可架不住他自己耳根子軟,張翠花一貫的貪。自從有了張大花的消息后,就做起發財夢。來一趟s市,錢沒要到。反而讓張斌被繁華迷了眼,高利貸上門把家底都掏空,房子都抵押給別人。
所以張世業他們是打定主意的要拿錢回去的,要不然張翠花剛才聽說報警都沒敢跑。
這時候他們拿著律師的名片,張世業開口了,“方律師你剛才說大花有責任養我是不是?”
“是,可張大花女士不是獨子,您的兒女都有義務。就比如您要吃飯,3天9頓,張大花女士只有義務養您其中的一頓。”
張世業第一次顯示出自己的無賴屬性,“那我不管,反正我現在家里房子地都沒了,沒錢就要上她家吃。這沒有自己住洋房,讓老子餓死在路邊的道理。要不咱就上報社、電視臺,這派出所警察也在,都給咱評評理。”
張斌這一個月在s市好的沒學會,下九流的東西學了一堆,這些方法就是他從別人那里學回來的。
張世業這話一出,張大花終于變了臉色,火氣開始往外冒。剛想說他們白日做夢,見多識廣的方恒律師開口了。
“您老這話是沒錯,張大花女士肯定不能讓您而死。可一來您沒到那一步,二來就算到了,您兒子和媳婦是可以看著他們餓死的。您的養老問題,張大花女士可以安排,但其他人我們就管不著。您就是上報紙、上電視臺,上哪兒都是這個道理。或者您也去找個律師試試,看看他是不是這么說的。”

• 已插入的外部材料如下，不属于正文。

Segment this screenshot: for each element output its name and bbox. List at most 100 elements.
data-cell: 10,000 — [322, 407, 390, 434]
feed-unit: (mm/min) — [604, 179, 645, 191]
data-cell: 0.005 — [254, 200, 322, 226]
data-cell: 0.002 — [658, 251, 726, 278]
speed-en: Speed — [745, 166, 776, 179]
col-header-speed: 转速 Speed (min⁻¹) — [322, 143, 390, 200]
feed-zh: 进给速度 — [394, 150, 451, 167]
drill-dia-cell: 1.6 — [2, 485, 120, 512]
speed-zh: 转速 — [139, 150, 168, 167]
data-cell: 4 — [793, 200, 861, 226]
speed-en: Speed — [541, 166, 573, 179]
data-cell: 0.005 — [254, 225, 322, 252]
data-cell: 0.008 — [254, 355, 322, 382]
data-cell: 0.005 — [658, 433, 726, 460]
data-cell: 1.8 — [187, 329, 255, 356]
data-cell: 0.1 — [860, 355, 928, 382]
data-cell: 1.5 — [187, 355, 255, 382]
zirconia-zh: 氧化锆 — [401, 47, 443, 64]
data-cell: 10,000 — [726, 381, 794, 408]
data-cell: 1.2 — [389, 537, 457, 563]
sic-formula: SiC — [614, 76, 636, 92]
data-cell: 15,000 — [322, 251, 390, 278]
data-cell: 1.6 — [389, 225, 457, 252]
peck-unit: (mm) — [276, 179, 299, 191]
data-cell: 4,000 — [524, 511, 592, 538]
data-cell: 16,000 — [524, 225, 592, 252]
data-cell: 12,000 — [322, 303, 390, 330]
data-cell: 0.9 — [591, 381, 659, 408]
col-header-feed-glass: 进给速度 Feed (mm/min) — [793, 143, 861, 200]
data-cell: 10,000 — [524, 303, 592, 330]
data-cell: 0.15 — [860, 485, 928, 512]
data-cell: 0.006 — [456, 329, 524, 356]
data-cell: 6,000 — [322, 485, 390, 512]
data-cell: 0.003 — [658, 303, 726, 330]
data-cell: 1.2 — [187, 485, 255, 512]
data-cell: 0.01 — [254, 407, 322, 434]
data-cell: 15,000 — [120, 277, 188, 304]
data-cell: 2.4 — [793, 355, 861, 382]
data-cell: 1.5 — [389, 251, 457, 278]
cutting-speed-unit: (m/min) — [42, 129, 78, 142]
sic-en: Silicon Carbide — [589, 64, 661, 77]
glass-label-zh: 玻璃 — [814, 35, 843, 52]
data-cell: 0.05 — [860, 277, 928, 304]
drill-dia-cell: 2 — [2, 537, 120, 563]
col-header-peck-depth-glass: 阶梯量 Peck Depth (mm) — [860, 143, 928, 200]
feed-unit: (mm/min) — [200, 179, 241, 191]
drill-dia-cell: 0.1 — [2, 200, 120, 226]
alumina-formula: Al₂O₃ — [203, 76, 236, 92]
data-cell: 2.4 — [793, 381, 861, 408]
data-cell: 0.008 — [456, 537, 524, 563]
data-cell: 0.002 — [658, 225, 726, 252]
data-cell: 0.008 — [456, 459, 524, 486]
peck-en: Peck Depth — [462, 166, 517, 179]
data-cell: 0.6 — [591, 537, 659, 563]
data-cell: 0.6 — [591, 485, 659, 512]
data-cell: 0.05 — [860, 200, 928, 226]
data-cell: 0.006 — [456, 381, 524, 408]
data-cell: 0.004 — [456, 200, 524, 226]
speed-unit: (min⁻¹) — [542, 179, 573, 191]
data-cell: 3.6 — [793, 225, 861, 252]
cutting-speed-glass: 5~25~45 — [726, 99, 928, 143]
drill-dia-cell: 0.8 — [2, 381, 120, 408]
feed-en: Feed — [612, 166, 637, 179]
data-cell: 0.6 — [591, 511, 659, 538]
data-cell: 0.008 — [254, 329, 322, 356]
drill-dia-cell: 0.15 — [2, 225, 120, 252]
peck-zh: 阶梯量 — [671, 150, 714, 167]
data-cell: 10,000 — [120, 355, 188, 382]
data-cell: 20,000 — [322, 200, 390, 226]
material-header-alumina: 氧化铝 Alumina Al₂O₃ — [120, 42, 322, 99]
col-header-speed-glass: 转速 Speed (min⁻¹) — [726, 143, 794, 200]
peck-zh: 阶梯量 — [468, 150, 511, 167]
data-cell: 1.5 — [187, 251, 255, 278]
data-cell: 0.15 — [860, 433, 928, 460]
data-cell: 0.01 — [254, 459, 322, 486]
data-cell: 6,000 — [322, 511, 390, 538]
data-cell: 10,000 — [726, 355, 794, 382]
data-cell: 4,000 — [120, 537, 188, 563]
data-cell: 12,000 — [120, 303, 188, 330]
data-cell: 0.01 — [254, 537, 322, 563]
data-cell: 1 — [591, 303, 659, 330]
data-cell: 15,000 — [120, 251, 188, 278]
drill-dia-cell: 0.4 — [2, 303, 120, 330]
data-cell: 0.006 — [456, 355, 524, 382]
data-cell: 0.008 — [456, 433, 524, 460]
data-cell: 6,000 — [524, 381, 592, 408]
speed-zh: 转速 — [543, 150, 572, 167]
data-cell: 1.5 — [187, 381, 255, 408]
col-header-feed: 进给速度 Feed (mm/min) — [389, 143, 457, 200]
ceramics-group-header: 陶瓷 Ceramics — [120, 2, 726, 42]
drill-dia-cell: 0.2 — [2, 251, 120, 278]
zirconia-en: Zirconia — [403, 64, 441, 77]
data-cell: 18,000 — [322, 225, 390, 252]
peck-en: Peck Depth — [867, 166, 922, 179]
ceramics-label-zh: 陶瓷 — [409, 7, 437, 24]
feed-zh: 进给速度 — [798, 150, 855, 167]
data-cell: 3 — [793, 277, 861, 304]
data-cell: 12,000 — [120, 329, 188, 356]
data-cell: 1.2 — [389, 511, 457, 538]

方恒這話因剛落,張家三人立刻來了精神。張翠花指著張大花的鼻子喊,“你給我等著,我們這就去找律師,好好說道說道,到時候告你,你可別求饒。”
劉淑英原本在喝水,被嗆得直咳嗽,這人可真是有毒。
于是這一天的鬧劇就結束,張翠花帶著自己男人和兒子雄赳赳氣昂昂的走了。
張大花三人則在門口同方恒聊天道別,“讓方律師見笑了,估計還要再麻煩你兩次。”
“都是小時,而且您家給的錢也不低。我們律所跟您合作兩年,除去一開始幫忙擬定合同和員工守則,就一直沒做過事,拿錢正拿的不好意思呢。”
倒完別,張大花回家就去給張淑華打電話,匯報情況。軟刀子慢慢同張世業三人耗的這個主意是學心理學的張淑華出的,還告訴張大花一定要給她反饋,她已經將這次事情做成小課題。
張翠花一行人拿著方恒的名片,出門找律師,靠譜的一看方恒的大名,就搖頭說沒戲。這位是市里排名第一的律所里的金牌律師,告了也沒用。
不靠譜就忽悠他們,想讓他們交錢。可惜張世業他們一家三口上下窮得只剩下幾十塊錢,討價還價一番就只有被趕走的份。
于是三人兜兜轉轉一天,第二天一早又出現在劉家門口。
不過這次他們來的有些晚,張大花和劉建國都早早出門忙自己的事去了,劉淑英隔著鐵門告訴他們。他們還不信,罵罵咧咧起來。劉淑英就繼續派出所報警,到派出所后警察要給張大花打電話,劉淑英都沒讓。
她直接給律師打的,而且還讓方恒律師直接找位實習的來就行,沒必要浪費他們這種金牌律師的時間。
等據說還在讀大四沒畢業的實習律師到位,她就走了。